Fernand Braudel (1902-1985), historiador francês.
Plebiscito da gastança
Plebiscito nacional sobre a dívida externa. E por que não um plebiscito nacional sobre a gastança pública? A primeira é um mero subproduto da segunda. E a segunda tem como DNA um setor público desconjuntado, perdulário e corrompido.
Na coluna de ontem, vimos como a dívida externa andou financiando algo mais que planos e obras mal priorizados, mal elaborados, mal contratados, mal executados e mal auditados.
Ela igualmente deu cobertura a rombos, desvios, propinas e desperdícios de toda ordem na ditadura e na abertura. Cada dólar acabou realizando o trabalho de 50 centavos. Ou menos.
A proposta do não-pagamento da dívida externa, que estaria legitimada por um plebiscito servido por um questionário tendencioso, seria a tal de emenda pior que o soneto. Um prêmio à gandaia nacional, reverso do moral hazard cunhado por Kenneth Arrow em seu clássico Essay in the Theory of Risk-bearing (1971).
Até para combater a miséria e a exclusão é preciso chamar um plebiscito nacional sobre a urgência de uma reforma radical do Estado brasileiro maior tabu da esquerda. Pois o que tem feito do Brasil um país rico cheio de pobreza é justamente um governo de três níveis que não governa porque não se governa e não se deixa governar.

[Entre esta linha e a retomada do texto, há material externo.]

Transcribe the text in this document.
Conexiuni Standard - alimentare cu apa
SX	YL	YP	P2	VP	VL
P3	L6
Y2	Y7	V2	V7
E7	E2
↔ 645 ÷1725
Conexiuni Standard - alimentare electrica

Que tal um plebiscito nacional sobre a remoção cirúrgica dos escandalosos privilégios da Previdência, mui especial do setor público começando pelos abusos adquiridos desfrutados por parlamentares e magistrados? Abusos legislados em causa da própria... Que tal um plebiscito nacional sobre o formato e o trabalho dos nossos tribunais faz-de-contas, chaveiros de portas arrombadas?
E que tal um plebiscito nacional sobre nosso ensino público superior gratuito aos quais os pobres nunca tiveram ou terão acesso? Ou como escreve o professor José Márcio Camargo, da PUC-RJ: Os programas sociais bancados por recursos públicos continuam beneficiando os não-pobres e até mesmo os ricos. Um Robin Hood trapalhão.
A dívida financeira externa e a dívida mobiliária interna foram contratadas exatamente para cobrir essa gandaia nacional, na qual a gastança pública sempre andou amasiada com a ganância privada pelos motéis da corrupção e do desperdício. Os banqueiros lá fora e os investidores aqui dentro nada têm a ver com a nossa cultura política da permissividade, da impunibilidade e da pusilanimidade. A não ser, claro, cobrar juros insanos pelo risco Brasil do calote.